Theresa stood at the kitchen table and waited. Patience hurt. Pins in her joints, keeping her still. Glue in her jaw, keeping her silent. She could see Blaine’s eyes, red-rimmed, and his cheeks, blotchy, and not just from the cold. And she could smell the salt slicked on his skin. But they had their routines, and they were important.

Blaine finished shedding his snow clothes in the mudroom and trudged into the kitchen. She’d often been fascinated by his trudging—to see a child trudge is interesting enough, but to see one do so on toes… His hands were empty of the bright yellow leaves. But he placed the Swingline on the table; it was dented and a piece was loose. Her stomach flittered. The treasured, trusted companion — imperfect.

“I broke the Swingline,” he said. The last of the afternoon light had gone and evening’s purple shadows nested on his face. For a moment, she thought she could see the man he would grow into — gaunt and mindful, too serious.

“That’s okay,” she replied. He couldn’t hear her heartburn in her voice, but she could. Like fizz in soda. Tiny bubbles. “We can get a new one.”

“Won’t be the same. Also, I saw the coyote steal the Clements’s pup. I chased it. I tried so hard to save the pup. I threw the Swingline at the coyote and hit it in the butt, but it didn’t work.”

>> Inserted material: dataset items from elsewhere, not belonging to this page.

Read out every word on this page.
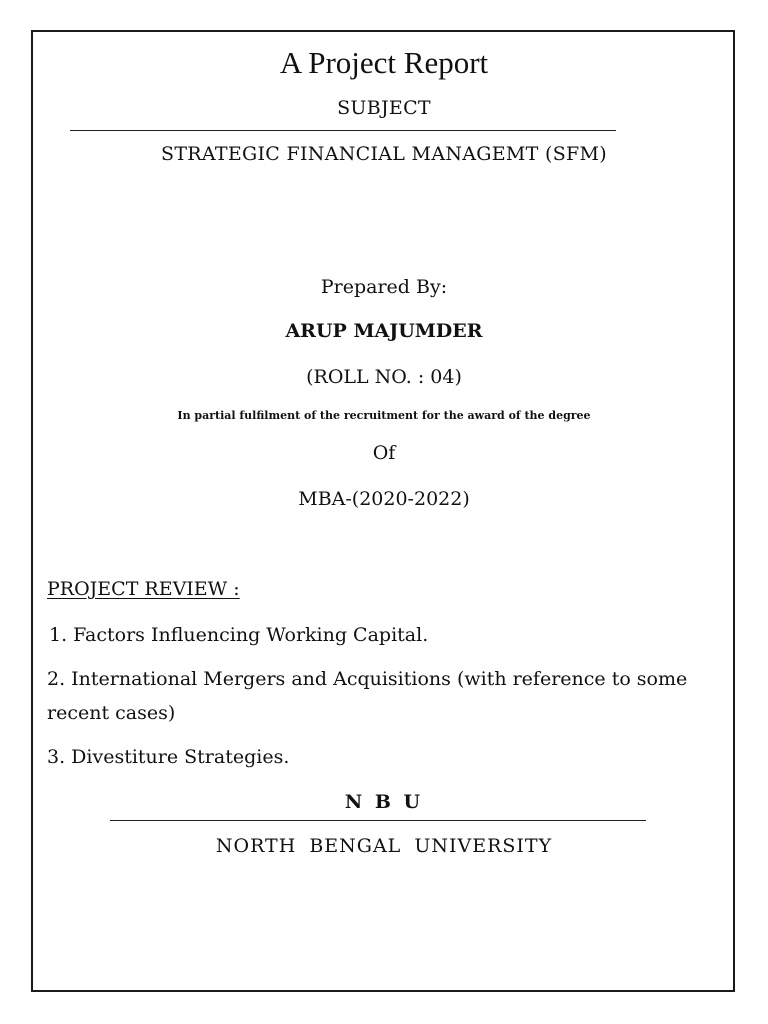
A Project Report
SUBJECT
STRATEGIC FINANCIAL MANAGEMT (SFM)
Prepared By:
ARUP MAJUMDER
(ROLL NO. : 04)
In partial fulfilment of the recruitment for the award of the degree
Of
MBA-(2020-2022)
PROJECT REVIEW :
1. Factors Influencing Working Capital.
2. International Mergers and Acquisitions (with reference to some recent cases)
3. Divestiture Strategies.
N B U
NORTH BENGAL UNIVERSITY
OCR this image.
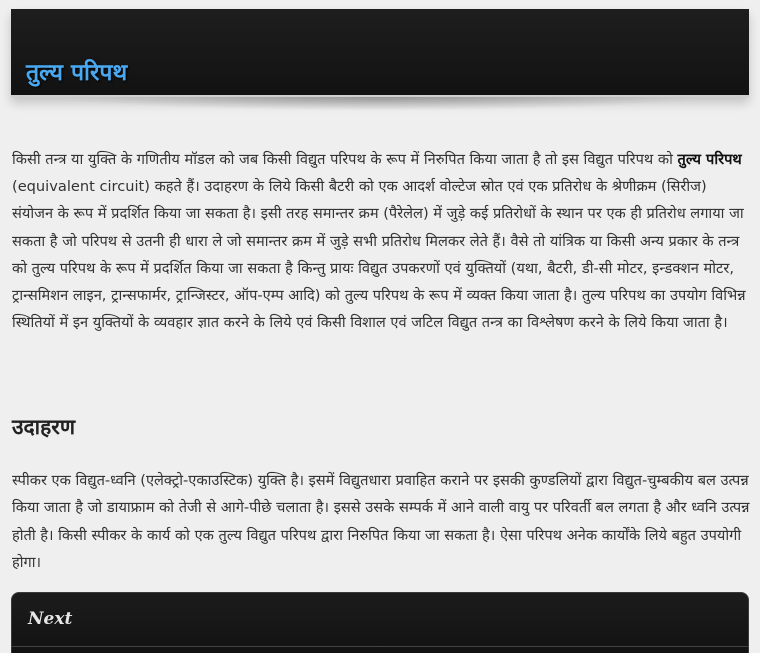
तुल्य परिपथ

किसी तन्त्र या युक्ति के गणितीय मॉडल को जब किसी विद्युत परिपथ के रूप में निरुपित किया जाता है तो इस विद्युत परिपथ को तुल्य परिपथ (equivalent circuit) कहते हैं। उदाहरण के लिये किसी बैटरी को एक आदर्श वोल्टेज स्रोत एवं एक प्रतिरोध के श्रेणीक्रम (सिरीज) संयोजन के रूप में प्रदर्शित किया जा सकता है। इसी तरह समान्तर क्रम (पैरेलेल) में जुड़े कई प्रतिरोधों के स्थान पर एक ही प्रतिरोध लगाया जा सकता है जो परिपथ से उतनी ही धारा ले जो समान्तर क्रम में जुड़े सभी प्रतिरोध मिलकर लेते हैं। वैसे तो यांत्रिक या किसी अन्य प्रकार के तन्त्र को तुल्य परिपथ के रूप में प्रदर्शित किया जा सकता है किन्तु प्रायः विद्युत उपकरणों एवं युक्तियों (यथा, बैटरी, डी-सी मोटर, इन्डक्शन मोटर, ट्रान्समिशन लाइन, ट्रान्सफार्मर, ट्रान्जिस्टर, ऑप-एम्प आदि) को तुल्य परिपथ के रूप में व्यक्त किया जाता है। तुल्य परिपथ का उपयोग विभिन्न स्थितियों में इन युक्तियों के व्यवहार ज्ञात करने के लिये एवं किसी विशाल एवं जटिल विद्युत तन्त्र का विश्लेषण करने के लिये किया जाता है।

उदाहरण

स्पीकर एक विद्युत-ध्वनि (एलेक्ट्रो-एकाउस्टिक) युक्ति है। इसमें विद्युतधारा प्रवाहित कराने पर इसकी कुण्डलियों द्वारा विद्युत-चुम्बकीय बल उत्पन्न किया जाता है जो डायाफ्राम को तेजी से आगे-पीछे चलाता है। इससे उसके सम्पर्क में आने वाली वायु पर परिवर्ती बल लगता है और ध्वनि उत्पन्न होती है। किसी स्पीकर के कार्य को एक तुल्य विद्युत परिपथ द्वारा निरुपित किया जा सकता है। ऐसा परिपथ अनेक कार्योंके लिये बहुत उपयोगी होगा।

Next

Theresa swallowed hard. Blood rushed to her head. If a chair was behind her, she might drop into it. But she had learned long ago to do things a certain way. For Blaine.

“Was that safe, Blaine?”

Blaine shook his head. His wispy brown hair flipped across his high forehead and dark eyes.  “No. I’m sorry. I knew you wouldn’t like it. But it happened very quickly. And it felt important. It felt …”

Though her brain rattled with the possibilities of what could have happened to her child, she knew what had happened to him in that moment. It’s what happens to people when they’re faced with a moral choice. “Right?” she said. “It felt right?”

“Yes. It felt right.” He looked at the battered Swingline on the table. It laid there in the circle of light thrown by the overhead lamp, a broken object that was once a friend — it seemed wounded. Maybe dead. “I don’t want the Clements to have to hang flyers. I want to tell them what happened. Will you help me get the words right?”

Theresa wanted to hug her boy. She wanted to crush him with love. She stroked his cheek with her gaze. “Yes, my love. I will help you. So the Clements don’t have to hang flyers.”